Contingency or Retained?
Contingency recruitment is a type of recruitment in which the recruitment agency collects a fee from a client only once a qualified candidate is searched for and successfully placed in the vacant job role. It’s a ‘no-win, no-fee’ arrangement.
Contingency recruitment is best suited to volume recruitment or the recruitment of individuals where there is likely to be a good selection of candidates available in the market. It’s a more ‘mass market’ approach to recruitment, ideal for lower to mid-level employment, such as support staff and industry juniors or graduates. The fee for contingency recruitment is a percentage of the annual salary.
If the recruiter is unable to find you a suitable candidate, no fee is charged.
Here you’re paying to ‘retain’ a recruiter to your cause, guaranteeing them exclusivity to work on your vacancy.
Retained recruitment jobs tend to take place at the top-end of the market – where salaries are high, and suitable candidates are scarce. Often known by other names like ‘headhunting’, ‘search and selection’, or ‘executive search’, retained recruitment is associated with hard to fill job roles or high level senior management and director vacancies.
Due to the nature of retained recruitment it has a different pricing structure to contingency recruitment. Typically, a flat fee for the project is negotiated before the recruiter starts work, the fee is then split and invoiced in two stages. A non-refundable ‘up-front’ charge to set the ball rolling (invoiced immediately) and a final balancing fee, invoiced once your chosen candidate has been employed.
Pros and Cons of Contingency/Retained Recruitment
Benefits of contingency recruitment
- The employer keeps more control over the whole recruitment process.
- Freedom to use multiple agencies/recruiters on the same vacancy.
- It’s in the recruiters interest to send you relevant candidates as quickly as possible.
- If you are sent candidates that you do not feel are suitable, you simply don’t have to interview them – or pay a fee.
- Contingency recruitment is a good choice when a candidate is required quickly, or if you have multiple positions to fill.
- The candidates a recruiter puts forward should be relevant and will be capable of doing the job you need them to do.
Downsides of contingency recruitment
As for the potential downsides of contingency recruitment, consider the benefits and then put yourself in a recruiter’s shoes. If you were a recruiter and you knew multiple other recruitment firms were working on the same vacancy, or that you were up against an internal HR team, would you expend maximum resources on that project? Probably not. Instead, you’d want to put your efforts into sourcing a top-quality candidate for a job you know you would end up getting paid for. Therefore, if you do intend to use multiple recruitment firms, be upfront about it.
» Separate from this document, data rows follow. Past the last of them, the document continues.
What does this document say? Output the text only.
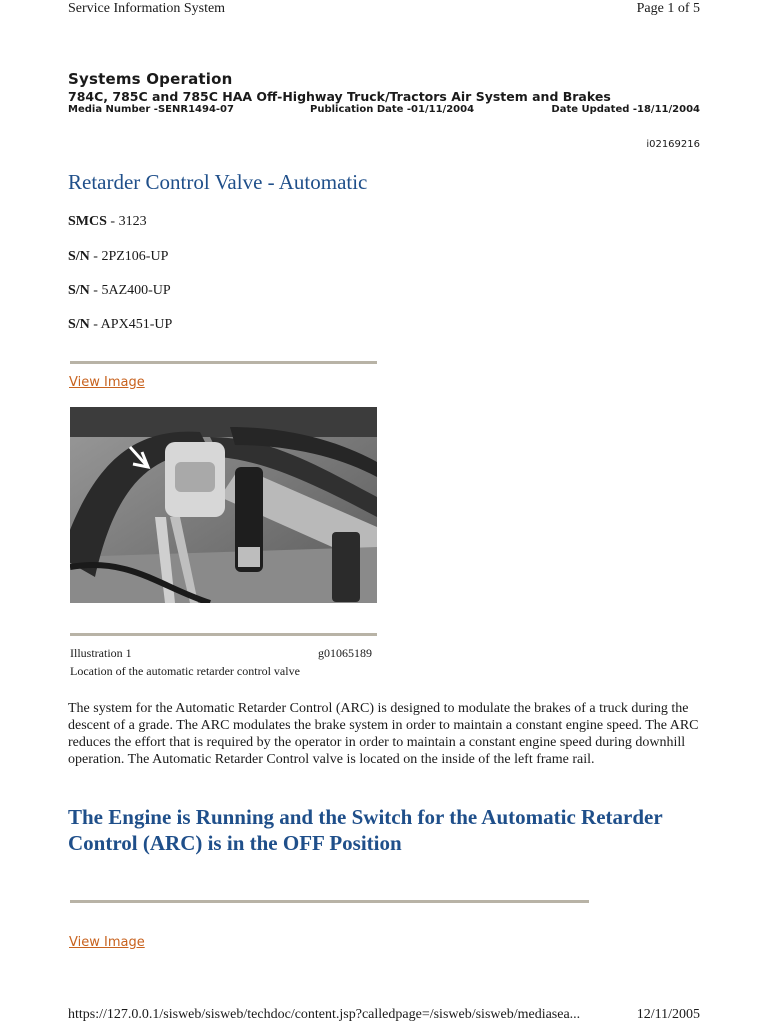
Service Information System	Page 1 of 5
Systems Operation
784C, 785C and 785C HAA Off-Highway Truck/Tractors Air System and Brakes
Media Number -SENR1494-07	Publication Date -01/11/2004	Date Updated -18/11/2004
i02169216
Retarder Control Valve - Automatic
SMCS - 3123
S/N - 2PZ106-UP
S/N - 5AZ400-UP
S/N - APX451-UP
View Image
Illustration 1	g01065189
Location of the automatic retarder control valve
The system for the Automatic Retarder Control (ARC) is designed to modulate the brakes of a truck during the descent of a grade. The ARC modulates the brake system in order to maintain a constant engine speed. The ARC reduces the effort that is required by the operator in order to maintain a constant engine speed during downhill operation. The Automatic Retarder Control valve is located on the inside of the left frame rail.
The Engine is Running and the Switch for the Automatic Retarder Control (ARC) is in the OFF Position
View Image
https://127.0.0.1/sisweb/sisweb/techdoc/content.jsp?calledpage=/sisweb/sisweb/mediasea...	12/11/2005
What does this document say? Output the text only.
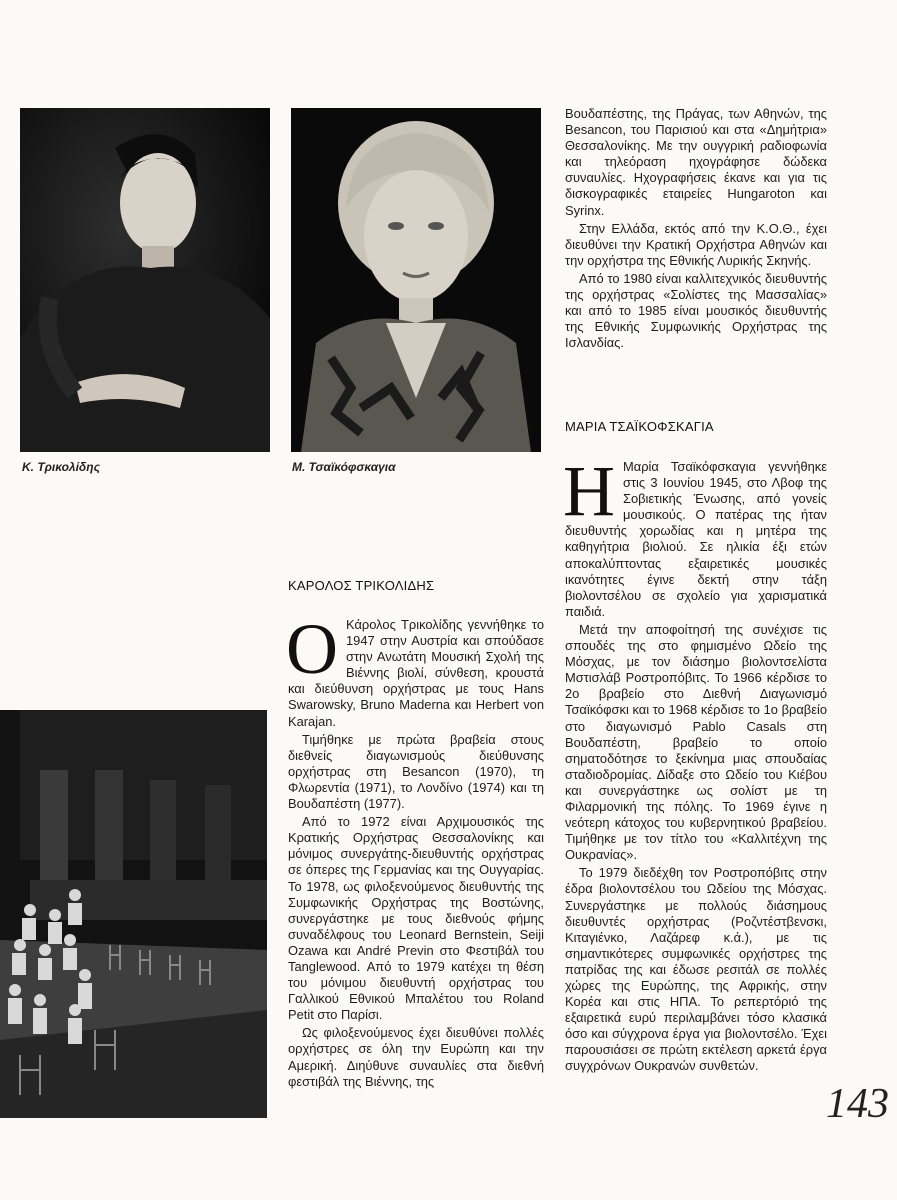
Κ. Τρικολίδης	Μ. Τσαϊκόφσκαγια
ΚΑΡΟΛΟΣ ΤΡΙΚΟΛΙΔΗΣ
Ο Κάρολος Τρικολίδης γεννήθηκε το 1947 στην Αυστρία και σπούδασε στην Ανωτάτη Μουσική Σχολή της Βιέννης βιολί, σύνθεση, κρουστά και διεύθυνση ορχήστρας με τους Hans Swarowsky, Bruno Maderna και Herbert von Karajan.

Τιμήθηκε με πρώτα βραβεία στους διεθνείς διαγωνισμούς διεύθυνσης ορχήστρας στη Besancon (1970), τη Φλωρεντία (1971), το Λονδίνο (1974) και τη Βουδαπέστη (1977).

Από το 1972 είναι Αρχιμουσικός της Κρατικής Ορχήστρας Θεσσαλονίκης και μόνιμος συνεργάτης-διευθυντής ορχήστρας σε όπερες της Γερμανίας και της Ουγγαρίας. Το 1978, ως φιλοξενούμενος διευθυντής της Συμφωνικής Ορχήστρας της Βοστώνης, συνεργάστηκε με τους διεθνούς φήμης συναδέλφους του Leonard Bernstein, Seiji Ozawa και André Previn στο Φεστιβάλ του Tanglewood. Από το 1979 κατέχει τη θέση του μόνιμου διευθυντή ορχήστρας του Γαλλικού Εθνικού Μπαλέτου του Roland Petit στο Παρίσι.

Ως φιλοξενούμενος έχει διευθύνει πολλές ορχήστρες σε όλη την Ευρώπη και την Αμερική. Διηύθυνε συναυλίες στα διεθνή φεστιβάλ της Βιέννης, της

Βουδαπέστης, της Πράγας, των Αθηνών, της Besancon, του Παρισιού και στα «Δημήτρια» Θεσσαλονίκης. Με την ουγγρική ραδιοφωνία και τηλεόραση ηχογράφησε δώδεκα συναυλίες. Ηχογραφήσεις έκανε και για τις δισκογραφικές εταιρείες Hungaroton και Syrinx.

Στην Ελλάδα, εκτός από την Κ.Ο.Θ., έχει διευθύνει την Κρατική Ορχήστρα Αθηνών και την ορχήστρα της Εθνικής Λυρικής Σκηνής.

Από το 1980 είναι καλλιτεχνικός διευθυντής της ορχήστρας «Σολίστες της Μασσαλίας» και από το 1985 είναι μουσικός διευθυντής της Εθνικής Συμφωνικής Ορχήστρας της Ισλανδίας.

ΜΑΡΙΑ ΤΣΑΪΚΟΦΣΚΑΓΙΑ
Η Μαρία Τσαϊκόφσκαγια γεννήθηκε στις 3 Ιουνίου 1945, στο Λβοφ της Σοβιετικής Ένωσης, από γονείς μουσικούς. Ο πατέρας της ήταν διευθυντής χορωδίας και η μητέρα της καθηγήτρια βιολιού. Σε ηλικία έξι ετών αποκαλύπτοντας εξαιρετικές μουσικές ικανότητες έγινε δεκτή στην τάξη βιολοντσέλου σε σχολείο για χαρισματικά παιδιά.

Μετά την αποφοίτησή της συνέχισε τις σπουδές της στο φημισμένο Ωδείο της Μόσχας, με τον διάσημο βιολοντσελίστα Μστισλάβ Ροστροπόβιτς. Το 1966 κέρδισε το 2ο βραβείο στο Διεθνή Διαγωνισμό Τσαϊκόφσκι και το 1968 κέρδισε το 1ο βραβείο στο διαγωνισμό Pablo Casals στη Βουδαπέστη, βραβείο το οποίο σηματοδότησε το ξεκίνημα μιας σπουδαίας σταδιοδρομίας. Δίδαξε στο Ωδείο του Κιέβου και συνεργάστηκε ως σολίστ με τη Φιλαρμονική της πόλης. Το 1969 έγινε η νεότερη κάτοχος του κυβερνητικού βραβείου. Τιμήθηκε με τον τίτλο του «Καλλιτέχνη της Ουκρανίας».

Το 1979 διεδέχθη τον Ροστροπόβιτς στην έδρα βιολοντσέλου του Ωδείου της Μόσχας. Συνεργάστηκε με πολλούς διάσημους διευθυντές ορχήστρας (Ροζντέστβενσκι, Κιταγιένκο, Λαζάρεφ κ.ά.), με τις σημαντικότερες συμφωνικές ορχήστρες της πατρίδας της και έδωσε ρεσιτάλ σε πολλές χώρες της Ευρώπης, της Αφρικής, στην Κορέα και στις ΗΠΑ. Το ρεπερτόριό της εξαιρετικά ευρύ περιλαμβάνει τόσο κλασικά όσο και σύγχρονα έργα για βιολοντσέλο. Έχει παρουσιάσει σε πρώτη εκτέλεση αρκετά έργα συγχρόνων Ουκρανών συνθετών.

143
It pays to limit the number of recruiters working on your contract, make the fact that you have done this clear to the recruiters you are using. The risk in using multiple recruiters is that your recruitment campaign turns in to a competitive race between recruiters, your service level from each recruiter will drop, the quality of candidate presented will drop and the candidate pool is likely to get frustrated with multiple calls, from multiple recruiters, about the same job. You could also find that you create yourself more work having to manage relationships with each recruiter and deal with potential arguments over who found which candidate first. It can get messy.
Either use one recruiter or two, you will have less people working on your job, but they will all have a fair chance of success and continue to be motivated to provide their best service. You need to consider that all recruiters advertise in the same place and all have access to the same pool of candidates.
Benefits of retained recruitment
- Granting your recruiter exclusivity on a vacancy will ensure your recruiter works harder for your cause. They are motivated to do this because they know they will get paid.
- The exclusivity element of this type of recruitment, eliminates the ‘rush’ to submit candidates. Meaning that candidates will have been well researched, vetted and more precisely matched to your requirements.
- Retained recruitment suits the top-end of the recruitment market, where potential candidates aren’t always looking for a new job. Recruiters will approach passive candidates (head hunt) and market your opportunity to them.
- In the rarefied atmosphere of big salaries, bigger benefits, and massive levels of responsibility, discretion is essential – retained recruiters will go out of their way to ensure that confidentiality is maintained.
- On a retained basis, recruitment is more focussed and research more detailed. Your recruiter will generally provide you with a dossier of information on three to five candidates, who will have been thoroughly researched and approached on your behalf. All that’s left for you to do is carry out the final interviews.
Downsides of retained recruitment
There are very few downsides to retained recruitment you just need to be certain that it suits your own requirements. If you want to keep full control over your recruitment process, or what to use multiple recruiters or your own internal team, it not the right solution. When working on a retained basis your recruiter will want to their job and will require your trust to enable them to do this. Usually, you will need to spend some time, upfront, helping your recruiter to understand your business and exact requirements. This is an important part of the process and will enable your recruiter to find the best candidate for your vacancy.
The only other issue is payment, with the retained model your recruiter will charge will split your invoice in two, it’s not necessarily more expensive, but you will be required to pay a percentage of the fee before work starts and final payment when the project is complete. Your initial payment is non-refundable and usually constitutes 50% of the total recruitment fee.